Yes, they do :), but that's one of my favorite things about this book. The problems are really original and Kleppner knows how to make you think!
 P: 61 I've really been considering looking into this book. A few months ago I came across an old edition (early 60's) of Halliday & Resnick's combined Physics vol I-II. It is an enjoyable book to work through, but I often wonder if I would be getting more out of a book like Kleppner and Kolenkow's. I am a mechanical engineering student and do wish to really get a solid foundation on these topics. Any thoughts?
 P: 3,243 I used this book for a course that used Alonso and Finn, I never looked at Alonso and Finn. :-) Though I didn't do every exercise in the book, the exercises I did do were nice and interesting. And some still ask me questions on my posts I did on the assignments back from 2006-2007, (6-7 years :-), time passes by).
P: 184
 Quote by mindheavy I am a mechanical engineering student and do wish to really get a solid foundation on these topics. Any thoughts?

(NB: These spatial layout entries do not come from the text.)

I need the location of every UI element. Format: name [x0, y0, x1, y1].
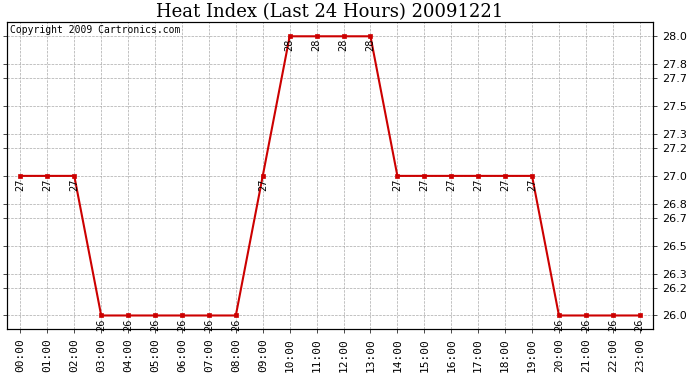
Text: Copyright 2009 Cartronics.com: Copyright 2009 Cartronics.com — [10, 26, 181, 35]
Text: 27: 27 — [393, 178, 402, 191]
Text: 26: 26 — [96, 318, 106, 331]
Text: 28: 28 — [312, 39, 322, 51]
Text: 26: 26 — [635, 318, 644, 331]
Text: 26: 26 — [581, 318, 591, 331]
Text: 26: 26 — [554, 318, 564, 331]
Text: 26: 26 — [150, 318, 160, 331]
Text: 27: 27 — [500, 178, 510, 191]
Text: 26: 26 — [123, 318, 133, 331]
Text: 26: 26 — [177, 318, 187, 331]
Text: 28: 28 — [285, 39, 295, 51]
Title: Heat Index (Last 24 Hours) 20091221: Heat Index (Last 24 Hours) 20091221 — [157, 3, 504, 21]
Text: 27: 27 — [42, 178, 52, 191]
Text: 27: 27 — [15, 178, 26, 191]
Text: 26: 26 — [231, 318, 241, 331]
Text: 27: 27 — [527, 178, 537, 191]
Text: 27: 27 — [258, 178, 268, 191]
Text: 28: 28 — [366, 39, 375, 51]
Text: 27: 27 — [446, 178, 456, 191]
Text: 27: 27 — [69, 178, 79, 191]
Text: 28: 28 — [339, 39, 348, 51]
Text: 27: 27 — [473, 178, 483, 191]
Text: 26: 26 — [204, 318, 214, 331]
Text: 26: 26 — [608, 318, 618, 331]
Text: 27: 27 — [420, 178, 429, 191]
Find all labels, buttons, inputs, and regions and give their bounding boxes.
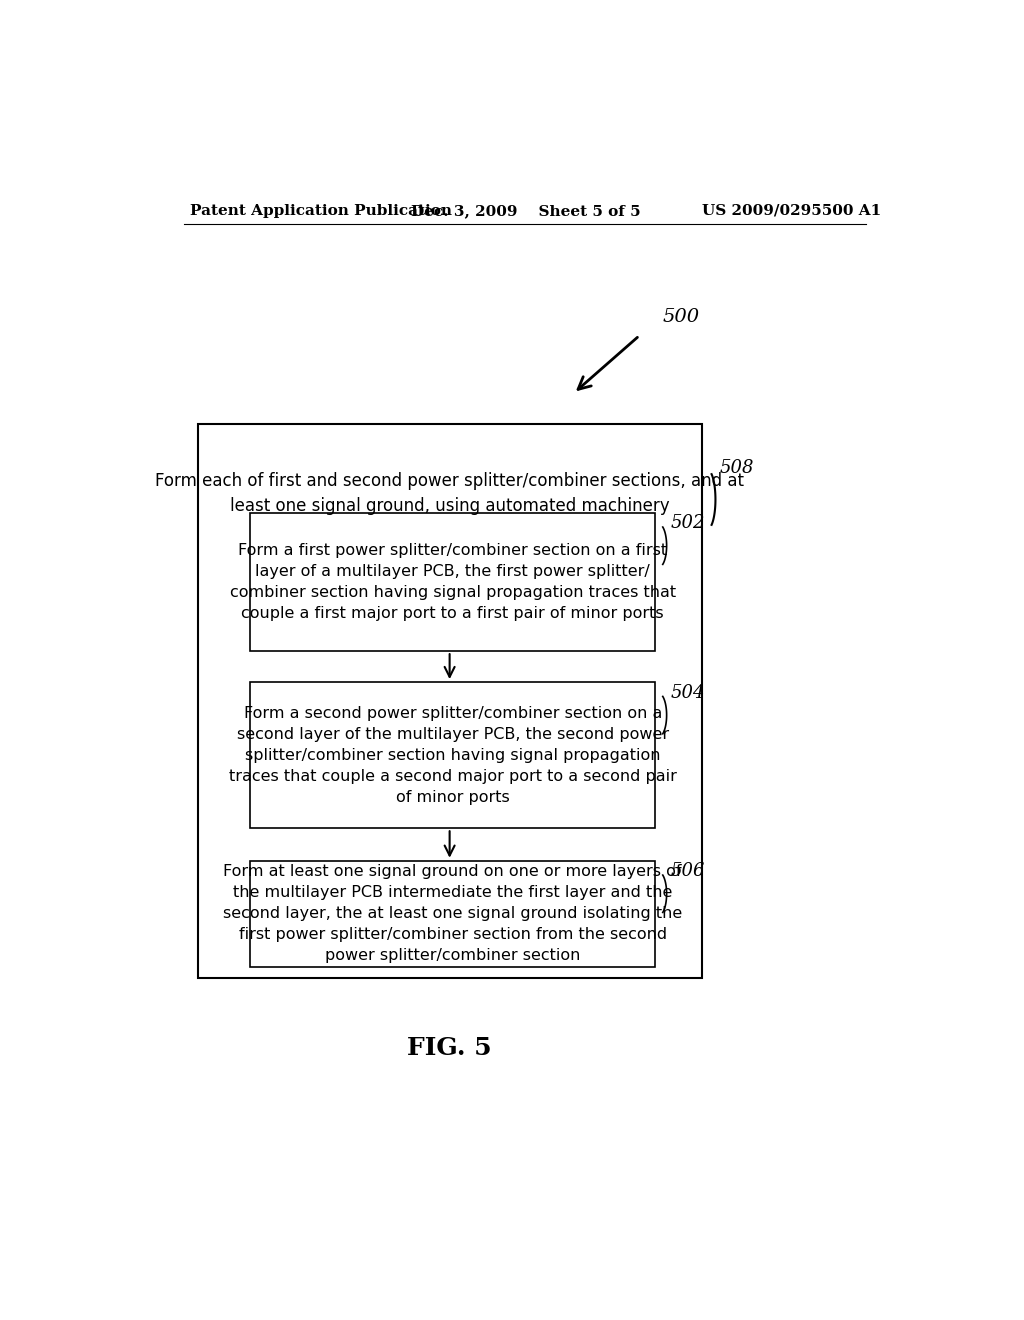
Bar <box>198 424 701 978</box>
Text: Patent Application Publication: Patent Application Publication <box>190 203 452 218</box>
Text: FIG. 5: FIG. 5 <box>408 1036 492 1060</box>
Text: Form each of first and second power splitter/combiner sections, and at
least one: Form each of first and second power spli… <box>155 471 744 515</box>
Text: 502: 502 <box>671 515 705 532</box>
Text: Form a first power splitter/combiner section on a first
layer of a multilayer PC: Form a first power splitter/combiner sec… <box>229 543 676 620</box>
Text: US 2009/0295500 A1: US 2009/0295500 A1 <box>701 203 881 218</box>
Text: 508: 508 <box>719 459 754 477</box>
Text: Dec. 3, 2009    Sheet 5 of 5: Dec. 3, 2009 Sheet 5 of 5 <box>411 203 640 218</box>
Text: 506: 506 <box>671 862 705 880</box>
Bar <box>251 861 655 966</box>
Text: Form at least one signal ground on one or more layers of
the multilayer PCB inte: Form at least one signal ground on one o… <box>223 865 682 964</box>
Text: 500: 500 <box>663 309 699 326</box>
Text: Form a second power splitter/combiner section on a
second layer of the multilaye: Form a second power splitter/combiner se… <box>228 706 677 805</box>
Bar <box>251 682 655 829</box>
Text: 504: 504 <box>671 684 705 701</box>
Bar <box>251 512 655 651</box>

I'm not sure if I'm the right person to be giving you advice because I'm only 16, but this book has given me a really thorough understanding of mechanics. I feel like a have a really good foundation on all these topics now, so my advice is to definitely get this book. However, be prepared to work hard.
Mentor
P: 11,868
 Quote by bcrowell The book shows its age (38 years!) in many ways. It presents various examples of applications of relativity, but they are all extremely old and dusty. [...] To my taste, the treatment of special relativity is dreary and slavishly traditional, with too little geometrical insight.
Is the edition on sale now (dated 2010 on amazon.com) simply a reprint of the 1973 edition (which I have), or has it been updated?

I happened to look at its treatment of relativity just now, to see how it handles "relativistic mass." It does introduce "relativistic mass" in connection with relativistic momentum. However, in practice it almost always uses "rest mass" from that point on in derivations, examples, and exercises, usually (but not always) labeling it as m0 and identifying it as "rest mass." This is for the 1973 version; has it changed at all?
 C. Spirit Sci Advisor Thanks P: 5,661 I have the 2010 copy jtbell and it doesn't look any different from the older edition as far as I can tell. It may be my bias leaking in here but considering it's the greatest mechanics textbook ever written I doubt there was much reason to change anything in the older copy :D.
 Sci Advisor HW Helper PF Gold P: 4,139 The relativity section needs to be updated: include spacetime and energy-momentum diagrams [instead of just "spatial" diagrams] and dump ict. Except for that, it is a great textbook.
 P: 4 Please consider CLASSICAL MECHANICS by John Taylor. Check out the reviews on Amazon.com- they are phenomenal. I ordered the book recently and have gone thru the 1st 3 chapters so far. All the reviews on this textbook are true! It is EXCELLENT! (While in college many yrs ago we were brought up with MECHANICS by Keith Symon. The problems are next to impossible to solve which can be VERY discouraging.)
 P: 239 Would this book be appropriate for someone that is fairly advanced mathematically (calculus on level of Apostol/Spivak, some diff. geometry, analysis 1, abstract algebra 1&2, etc.), but has never taken a physics course?